It wasn’t that the four girls – Katie Boddorf, Katelyn Gilfillan, Braeden Huusfeldt and Jessica Miller – were unbeatable.

“I think they only won two or three games in the county league when they were in seventh grade,” Hodges said. “But I saw a tremendous amount of potential. They were very athletic and played everybody tough, but they didn’t (have the fundamentals). I knew if they got just a smattering of the basics, they could be a great team.”

The class of 2002 stayed at four until Jaime Laughlin transferred into the program two seasons ago.

FLC, thanks in part to the play of that group, made it to the Sac-Joaquin Section Division V semifinals that year.

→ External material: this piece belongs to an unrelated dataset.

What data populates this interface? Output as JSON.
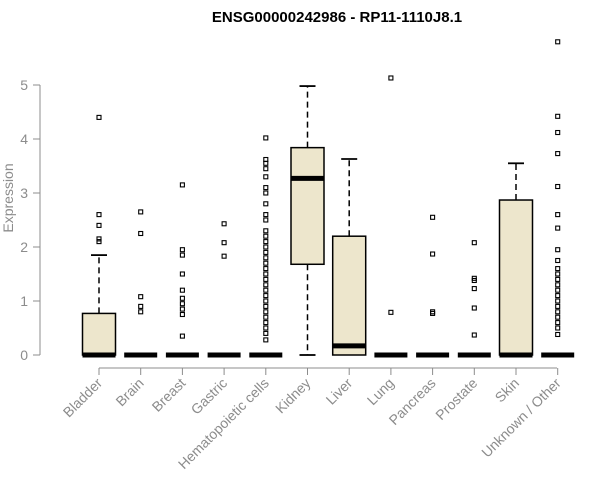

The Lady Falcons ran into a tough Central Catholic squad and left the floor of Modesto Junior College on the losing end.

“(FLC) almost always won its first two playoff games. They’ve been to Modesto J.C. quite a few times, but they almost always end up facing Ripon Christian or Central Catholic and getting knocked out,” Hodges said.

That all changed last season.

Hodges, who had been a varsity assistant the previous two seasons, realized the goal he’d set four years earlier when he took over as FLC’s head coach.

The 1981 Nevada Union graduate immediately set his sights on school history.

First, FLC settled a score with the 10-time defending Central Valley Christian League champion Sacramento Waldorf.

Huusfeldt sank a pair of free throws with a two seconds left in regulation as the the Lady Falcons snapped the host’s 109-game win streak with a one point win. FLC lost the rematch in Grass Valley the next month, but grabbed a share of the league title – its first since 1987.

“Our devotion before the game was (the story) of David and Goliath. How we were the little David and how Waldorf was so huge,” Boddorf said. “We all went into the game with that mindset. We just had so much fight in us and we went out there and won. That’s when we realized we really can do anything.”

Hodges said the ripples from that slim, regular season win can be felt today.

“That was a big monkey off our backs. That ended 10 years of futility against them for us,” he said. “Winning that game for this group of seniors completely changed their confidence level. I think they realized Waldorf was just another basketball team.”

The Lady Falcons made more school history two and half weeks later with a section semifinal win over Woodland Christian and a first ever trip to the section championship game and with that a berth in the NorCal State Championships.

FLC lost to Ripon Christian at Arco Arena, then to Redwood Christian in its NorCal first-round matchup at Dublin High School, but the good news for Lady Falcons fans was the group of five juniors would be back for one last go-round.

“I think it all started when we all got on varsity and started playing together in our sophomore year. We had an incredible amount of unity and that’s the one of the biggest things,” Miller said.

The Lady Falcons picked up this season where they left off.

FLC, which swept Sacramento Waldorf en route to a 14-0 league record and second straight CVCL title, has won 24 straight games.

“They have been at the forefront of a program that is really just finding itself and getting established,” Hodges said. “This program’s best years are yet to come, but they’re going to be able to look back and know they played a huge part in that.”